Fiery tests suggest gooey tech by Neandertals
Ancient human cousins could have produced tar using simple methods
By Bruce Bower
Neandertals succeeded by sticking to it. They used tar, a dark goo made from wood or coal, to affix handles to sharp-edged stone tools. This let them fashion spears and chopping tools. A new study says our evolutionary cousins could have figured out how to make tar using just scraps of wood and hot embers.
Researchers turned up tar-coated stones at Neandertal sites in Europe that are at least 200,000 years old. That suggests Neandertals, an extinct species closely related to humans, used tar well before our own species did. The earliest known evidence of Homo sapiens making tar comes from around 70,000 years ago in Africa.
Now, archaeologist Paul Kozowyk of Leiden University in the Netherlands and colleagues have re-created the methods Neandertals could have used to make that tar.
Neander-tar
Kozowyk’s group tested three simple ways to make tar. They tried each one between five and 11 times. Each was something they thought ancient folk might have done.
In the lowest-tech approach, they rolled up a piece of bark from a birch tree. Then they tied it with wood fiber and put it under a heap of ashes and embers from a wood fire. Tar formed between the bark layers. Later, the researchers unrolled the bark and scraped off the tar. They could collect nearly one gram (0.04 ounce) of tar this way.
A second technique also started with a roll of birch bark. The researchers now set on fire one end of the roll and then placed it in a small pit.

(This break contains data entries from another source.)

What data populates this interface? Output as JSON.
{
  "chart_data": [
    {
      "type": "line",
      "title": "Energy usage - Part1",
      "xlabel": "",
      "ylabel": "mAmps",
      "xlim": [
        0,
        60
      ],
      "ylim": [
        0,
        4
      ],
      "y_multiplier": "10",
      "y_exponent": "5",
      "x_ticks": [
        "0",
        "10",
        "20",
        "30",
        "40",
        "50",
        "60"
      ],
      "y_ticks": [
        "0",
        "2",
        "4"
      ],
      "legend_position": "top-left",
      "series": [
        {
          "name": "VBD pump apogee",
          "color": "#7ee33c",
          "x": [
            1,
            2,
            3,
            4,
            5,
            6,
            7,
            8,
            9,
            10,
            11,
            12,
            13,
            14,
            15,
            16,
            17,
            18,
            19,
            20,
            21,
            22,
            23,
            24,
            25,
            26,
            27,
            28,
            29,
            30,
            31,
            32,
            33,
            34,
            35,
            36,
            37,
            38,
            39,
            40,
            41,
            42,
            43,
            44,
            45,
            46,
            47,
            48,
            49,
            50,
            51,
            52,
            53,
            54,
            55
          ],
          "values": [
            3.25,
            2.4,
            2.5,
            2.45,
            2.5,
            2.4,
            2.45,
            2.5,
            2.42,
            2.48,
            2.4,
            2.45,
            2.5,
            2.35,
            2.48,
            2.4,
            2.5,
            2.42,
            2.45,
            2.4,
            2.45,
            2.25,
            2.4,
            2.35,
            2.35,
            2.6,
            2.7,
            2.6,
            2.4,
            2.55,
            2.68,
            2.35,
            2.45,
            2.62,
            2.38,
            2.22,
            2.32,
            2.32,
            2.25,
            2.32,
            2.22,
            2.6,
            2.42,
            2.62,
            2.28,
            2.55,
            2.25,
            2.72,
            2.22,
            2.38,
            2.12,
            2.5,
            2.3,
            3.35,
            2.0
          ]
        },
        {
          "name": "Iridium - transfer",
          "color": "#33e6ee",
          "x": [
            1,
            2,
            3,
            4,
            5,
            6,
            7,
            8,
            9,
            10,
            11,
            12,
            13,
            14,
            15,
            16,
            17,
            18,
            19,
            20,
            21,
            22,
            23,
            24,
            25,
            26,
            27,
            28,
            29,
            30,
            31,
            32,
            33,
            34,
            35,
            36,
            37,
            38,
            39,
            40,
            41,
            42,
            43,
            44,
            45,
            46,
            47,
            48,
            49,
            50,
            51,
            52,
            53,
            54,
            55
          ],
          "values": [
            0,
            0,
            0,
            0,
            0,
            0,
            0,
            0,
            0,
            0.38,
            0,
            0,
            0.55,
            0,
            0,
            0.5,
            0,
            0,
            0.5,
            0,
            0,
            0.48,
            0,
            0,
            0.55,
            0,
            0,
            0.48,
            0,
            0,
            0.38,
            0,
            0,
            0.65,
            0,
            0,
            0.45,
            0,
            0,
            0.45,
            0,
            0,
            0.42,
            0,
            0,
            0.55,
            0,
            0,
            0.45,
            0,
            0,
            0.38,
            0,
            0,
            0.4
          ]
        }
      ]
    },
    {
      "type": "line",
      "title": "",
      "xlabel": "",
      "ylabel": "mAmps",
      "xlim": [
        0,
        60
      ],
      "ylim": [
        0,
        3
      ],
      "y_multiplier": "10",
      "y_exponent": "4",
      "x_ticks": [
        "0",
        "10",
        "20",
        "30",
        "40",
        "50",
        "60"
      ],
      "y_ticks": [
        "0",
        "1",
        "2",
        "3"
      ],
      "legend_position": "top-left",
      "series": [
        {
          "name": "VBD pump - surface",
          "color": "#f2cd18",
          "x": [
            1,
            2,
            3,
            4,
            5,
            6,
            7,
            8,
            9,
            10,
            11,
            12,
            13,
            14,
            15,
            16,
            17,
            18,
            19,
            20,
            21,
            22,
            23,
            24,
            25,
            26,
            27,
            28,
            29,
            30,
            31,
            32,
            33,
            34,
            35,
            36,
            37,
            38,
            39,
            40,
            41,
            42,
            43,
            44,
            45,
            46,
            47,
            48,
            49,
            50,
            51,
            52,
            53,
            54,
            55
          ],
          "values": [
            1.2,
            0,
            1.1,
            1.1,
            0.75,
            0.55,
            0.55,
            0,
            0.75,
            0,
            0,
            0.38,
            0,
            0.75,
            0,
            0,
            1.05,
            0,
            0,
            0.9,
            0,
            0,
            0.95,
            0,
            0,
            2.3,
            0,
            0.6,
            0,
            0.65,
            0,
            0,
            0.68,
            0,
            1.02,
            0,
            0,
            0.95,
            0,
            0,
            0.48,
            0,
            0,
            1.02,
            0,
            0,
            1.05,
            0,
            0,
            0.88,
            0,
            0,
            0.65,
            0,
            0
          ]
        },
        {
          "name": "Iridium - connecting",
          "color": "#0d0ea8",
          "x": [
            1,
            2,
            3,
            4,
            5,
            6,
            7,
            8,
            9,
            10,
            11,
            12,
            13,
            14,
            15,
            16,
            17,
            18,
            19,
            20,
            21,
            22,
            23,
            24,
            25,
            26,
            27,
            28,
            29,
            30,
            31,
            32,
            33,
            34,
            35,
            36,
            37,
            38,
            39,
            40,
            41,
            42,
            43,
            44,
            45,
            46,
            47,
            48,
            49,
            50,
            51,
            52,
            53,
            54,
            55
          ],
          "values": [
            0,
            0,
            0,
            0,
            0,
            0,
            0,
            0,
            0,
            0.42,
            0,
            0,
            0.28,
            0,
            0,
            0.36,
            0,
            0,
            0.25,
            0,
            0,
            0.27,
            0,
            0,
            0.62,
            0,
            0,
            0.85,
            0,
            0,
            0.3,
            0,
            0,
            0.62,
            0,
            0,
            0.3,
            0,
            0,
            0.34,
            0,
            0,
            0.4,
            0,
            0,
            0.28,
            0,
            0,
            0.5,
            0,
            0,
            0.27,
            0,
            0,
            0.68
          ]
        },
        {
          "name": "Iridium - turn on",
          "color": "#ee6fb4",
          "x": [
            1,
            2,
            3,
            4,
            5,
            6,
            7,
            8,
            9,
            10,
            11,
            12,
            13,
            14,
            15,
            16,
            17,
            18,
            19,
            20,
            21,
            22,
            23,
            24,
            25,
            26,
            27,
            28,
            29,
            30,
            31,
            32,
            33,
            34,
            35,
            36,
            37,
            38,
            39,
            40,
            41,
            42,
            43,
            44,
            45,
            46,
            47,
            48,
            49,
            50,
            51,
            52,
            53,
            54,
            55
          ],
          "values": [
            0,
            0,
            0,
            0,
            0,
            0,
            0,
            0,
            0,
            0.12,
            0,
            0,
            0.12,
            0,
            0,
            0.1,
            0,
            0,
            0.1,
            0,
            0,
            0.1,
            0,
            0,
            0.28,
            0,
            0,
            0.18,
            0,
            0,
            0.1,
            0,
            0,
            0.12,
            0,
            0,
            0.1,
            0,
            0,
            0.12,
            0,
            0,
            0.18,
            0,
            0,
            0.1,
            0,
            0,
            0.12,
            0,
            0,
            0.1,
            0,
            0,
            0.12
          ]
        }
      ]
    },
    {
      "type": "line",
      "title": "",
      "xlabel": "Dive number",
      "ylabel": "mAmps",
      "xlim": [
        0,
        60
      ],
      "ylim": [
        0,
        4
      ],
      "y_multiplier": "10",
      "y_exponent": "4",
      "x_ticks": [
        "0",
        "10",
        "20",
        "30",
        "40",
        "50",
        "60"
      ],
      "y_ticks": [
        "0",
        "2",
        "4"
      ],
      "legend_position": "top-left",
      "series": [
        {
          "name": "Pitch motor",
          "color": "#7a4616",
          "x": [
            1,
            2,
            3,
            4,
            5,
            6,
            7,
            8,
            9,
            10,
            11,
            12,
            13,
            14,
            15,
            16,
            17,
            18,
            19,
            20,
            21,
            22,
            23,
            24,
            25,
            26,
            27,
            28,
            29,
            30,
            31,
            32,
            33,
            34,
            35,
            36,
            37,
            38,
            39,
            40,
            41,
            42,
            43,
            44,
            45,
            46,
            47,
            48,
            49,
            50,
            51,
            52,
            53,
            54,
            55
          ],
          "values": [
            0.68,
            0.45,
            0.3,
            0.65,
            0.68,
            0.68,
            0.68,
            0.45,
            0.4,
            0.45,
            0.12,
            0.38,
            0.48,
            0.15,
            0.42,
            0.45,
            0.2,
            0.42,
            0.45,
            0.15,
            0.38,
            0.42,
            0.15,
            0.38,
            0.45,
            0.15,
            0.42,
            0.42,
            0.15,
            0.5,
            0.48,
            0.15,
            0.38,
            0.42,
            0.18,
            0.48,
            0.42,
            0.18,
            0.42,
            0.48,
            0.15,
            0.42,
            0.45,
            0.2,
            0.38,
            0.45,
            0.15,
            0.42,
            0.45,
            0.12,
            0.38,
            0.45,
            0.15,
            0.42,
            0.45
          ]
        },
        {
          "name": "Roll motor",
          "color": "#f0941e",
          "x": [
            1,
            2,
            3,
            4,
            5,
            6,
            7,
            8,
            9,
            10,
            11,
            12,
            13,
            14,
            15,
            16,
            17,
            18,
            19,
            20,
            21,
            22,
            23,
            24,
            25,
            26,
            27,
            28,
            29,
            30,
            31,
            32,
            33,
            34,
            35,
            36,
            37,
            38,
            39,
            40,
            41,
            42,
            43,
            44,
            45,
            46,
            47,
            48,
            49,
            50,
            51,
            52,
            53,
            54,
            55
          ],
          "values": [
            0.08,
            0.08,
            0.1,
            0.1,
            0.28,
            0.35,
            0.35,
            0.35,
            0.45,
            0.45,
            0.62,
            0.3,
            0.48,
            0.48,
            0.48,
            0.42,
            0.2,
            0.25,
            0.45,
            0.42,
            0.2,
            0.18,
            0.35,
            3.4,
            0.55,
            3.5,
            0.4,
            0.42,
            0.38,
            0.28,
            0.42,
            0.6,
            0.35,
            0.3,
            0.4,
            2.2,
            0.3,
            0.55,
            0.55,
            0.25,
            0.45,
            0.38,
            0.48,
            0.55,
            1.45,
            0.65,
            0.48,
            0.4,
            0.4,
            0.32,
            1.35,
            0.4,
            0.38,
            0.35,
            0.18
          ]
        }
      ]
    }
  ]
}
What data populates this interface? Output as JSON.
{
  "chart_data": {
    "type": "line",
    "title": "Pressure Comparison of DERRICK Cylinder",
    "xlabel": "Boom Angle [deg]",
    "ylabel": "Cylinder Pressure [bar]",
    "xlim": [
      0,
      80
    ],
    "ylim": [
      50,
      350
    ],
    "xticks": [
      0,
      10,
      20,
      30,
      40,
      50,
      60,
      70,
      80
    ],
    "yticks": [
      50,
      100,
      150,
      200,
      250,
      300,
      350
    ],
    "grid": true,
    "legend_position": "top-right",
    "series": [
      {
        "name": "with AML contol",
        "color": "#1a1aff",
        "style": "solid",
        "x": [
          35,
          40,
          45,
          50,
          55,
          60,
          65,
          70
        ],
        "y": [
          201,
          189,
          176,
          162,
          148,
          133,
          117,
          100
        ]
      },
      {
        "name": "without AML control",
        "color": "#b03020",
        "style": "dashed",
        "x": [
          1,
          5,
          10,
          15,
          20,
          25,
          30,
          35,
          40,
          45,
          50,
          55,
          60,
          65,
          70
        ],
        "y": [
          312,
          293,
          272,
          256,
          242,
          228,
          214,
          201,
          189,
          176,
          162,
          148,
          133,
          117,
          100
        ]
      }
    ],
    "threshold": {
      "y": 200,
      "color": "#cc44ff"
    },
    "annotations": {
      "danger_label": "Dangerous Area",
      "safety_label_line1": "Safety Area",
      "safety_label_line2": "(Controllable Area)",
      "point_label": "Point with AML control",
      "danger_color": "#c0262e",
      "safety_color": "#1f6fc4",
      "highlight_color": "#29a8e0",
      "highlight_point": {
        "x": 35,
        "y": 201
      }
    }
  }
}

In some cases, they put hot embers on top of the bark. Later, they scraped tar off the bark layers. Or they collected the tar as it dripped off the bark — onto a rock, onto a bark strip or onto a piece of bark folded into a cup. They gathered up about 1.8 grams (0.06 ounce) with this method.
Repeating either of these techniques just once or twice would produce the small amount of tar found at one Neandertal site in Europe, the researchers say. It would take six to 11 repetitions to make the amount of tar unearthed at another site in Europe.
Kozowyk’s team also tried inserting a birch-bark container for collecting tar into a small pit. They layered twigs across the top of the pit, then pebbles on top of that. They topped this all off with a large, loose bark roll, then covered the bark with a dome of wet soil. Afterward, they lit the earthen structure on fire.
This method often failed to produce anything. But with practice, the researchers were able to succeed in one trial. And it produced a whopping 15.7 grams (0.55 ounce) of tar. That’s would have made a lump similar to the largest chunks found at Neandertal sites.
A key to making tar was getting things hot enough. Temperatures inside the bark rolls, vessels, fires and embers varied widely. But at some point each method heated the rolled bark to between 200˚ and 400˚ Celsius (about 400˚ to 800˚ degrees Fahrenheit), Kozowyk says. That’s hot enough to make tar from birch bark, he says.
The researchers think any of these three methods could have produced enough tar to meet a Neandertal’s tool needs.
Previous studies had found that tar lumps at Neandertal sites come from birch bark. Neandertal tar makers didn’t need ceramic containers, such as kilns, to make their tarry glue, the new tests show. And the bark didn’t have to be heated to precise temperatures.
The team described its new findings August 31 in Scientific Reports.
More burning questions
These new data fuel another burning question about Neandertals: Did they know how to build and control fires?
Some researchers think Neandertals controlled fire well enough to build campfires and make products such as tar. Others have argued that Neandertals couldn’t build fires themselves. They must simply have used the remnants of wildfires sparked by lightning.
The new study suggests Neandertals could have invented low-tech tar-making techniques. But it’s still not clear whether they lit the necessary fires on their own.
The new research sheds light on how Neandertals (and likely ancient humans), made tar from birch bark, says Daniel Adler. He’s an archaeologist at the University of Connecticut in Storrs who did not participate in the study. The new tests show that making tar didn’t take advanced knowledge or skills, he adds.
But if Neandertal tar makers took advantage of naturally occurring fires, they would have had to work quickly. They would likely have relied on a simple technique such as ash mounds, Kozowyk says. If Neandertals knew how to start and control fires, they could have used more complex methods.
In any case, Kozowyk concludes, “Neandertals could have invented tar with only basic knowledge of fire and birch bark.”